AI, machine learning can drive better hospice utilization
Photo: Jeff Lagasse/Healthcare Finance News
ORLANDO – More than 1.5 million Medicare beneficiaries were enrolled in hospice care for at least one day during 2018, a 17% jump in about four years. While hospice care is useful and compassionate, especially when focusing on quality of life for terminally ill patients, there’s a problem that looms: At least 14% of Medicare recipients enrolled in hospice stayed there for more than 180 days.
Hospice stays beyond six months can result in substantial excess costs to healthcare organizations under value-based care arrangements. Clearly, something needs to change.
That was the message delivered by David Klebonis, chief operating officer of Palm Beach Accountable Care Organization, during his session, “Driving Appropriate Hospice Utilization With Explainable AI,” at the HIMSS22 conference in Orlando.
“Humans are just really bad at determining when other human beings are going to die,” he said. “This includes the most trained physician experts.”
On the flip side, 21.9% of hospice episodes last between one and seven days. That’s a problem as well: The industry considers both long and short stays as failed prognoses. … Right off the bat, evidence shows we fail this process 42% of the time. That’s what gravitated us toward this program. It’s a problem a lot of people seem to be having difficulty with.”
The program Klebonis is referring to is his team’s efforts to develop interpretable machine learning models that can predict hospital overstays to drive appropriate hospice referrals. It’s a timely initiative given the fact that hospice use continues to grow.

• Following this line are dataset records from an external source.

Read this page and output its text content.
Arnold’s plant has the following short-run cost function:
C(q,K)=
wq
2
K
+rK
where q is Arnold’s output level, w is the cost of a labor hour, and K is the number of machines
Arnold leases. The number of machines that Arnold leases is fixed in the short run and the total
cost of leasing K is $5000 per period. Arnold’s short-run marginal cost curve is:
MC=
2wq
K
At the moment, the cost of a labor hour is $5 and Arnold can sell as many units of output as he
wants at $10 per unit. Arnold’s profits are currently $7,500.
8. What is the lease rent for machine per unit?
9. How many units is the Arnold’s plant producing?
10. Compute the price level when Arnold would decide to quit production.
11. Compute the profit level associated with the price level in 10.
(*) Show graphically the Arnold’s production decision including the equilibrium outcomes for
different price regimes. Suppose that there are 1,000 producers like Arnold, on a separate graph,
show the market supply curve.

“About 1.5 million Medicare beneficiaries enroll in hospice every year,” he said. “Of the Medicare patients that die, only 50% are on hospice. We have this great service, we know outcomes are better on it, yet 49% slip through the cracks and they don’t get a hospice referral before death.
“Every time we fail on determining a prognosis on the back end, the patient is seven times more expensive than the patient you made the right decision on,” said Klebonis. “Seventy-two percent of all hospice costs come from patients with greater than 180 days length of stay.”
To address the issue with AI and machine learning, PBACO worked with its vendor partner to define when interventions should occur; that’s what the model was built around. It made sense for one of the intervention points to be at the point of referral, so if it was a PBACO physician making the referral, patients were put through the referral engine. Another intervention typically takes place after a patient graduates to a longer length of stay, at which point a “re-review,” as Klebonis put it, gives the referring provider additional information so they can make better decisions moving forward.
“It’s important that you don’t just give a provider a decision,” said Klebonis. “If you tell a doctor, ‘This computer said you should change this,’ you’re going to have low-percentage adoption. We spent a lot of time on training, on physicians agreeing with the model and having confidence. The idea is that when we produce something that’s going to spur an intervention, it’ll be in a language the physician speaks, and we’ll speak very specifically about that patient. That doctor will agree, and you’ll have a better chance at changing their behavior. You’ve got to build trust with physicians.”
The machine learning program trains its algorithms on locally representative populations, using all data sources available. Ownership of the predictive models helps to monitor accuracy and identify anomalies, and the models can be retrained as necessary. Importantly, explainability is built in at the level of individual risk protections, and the machine learning competency is built in-house.
That, said Klebonis, was a better option than choosing a generic AI and machine learning platform. Custom software built in PBACO’s data is more accurate and explainable.
“Ultimately the goal of machine learning is to bring together components and be able to create a list for your interventions,” he said. “The components are what populations you are going to define. Each model we built was significantly different. We wanted to remove noise, remove points that won’t define outcomes.”
As for the ROI, PBACO was able to facilitate a 29% reduction in long hospice stays, with a cost savings of about $47,000 per patient – good for about $2.1 million in annual savings.
“This has been a very helpful project,” said Klebonis.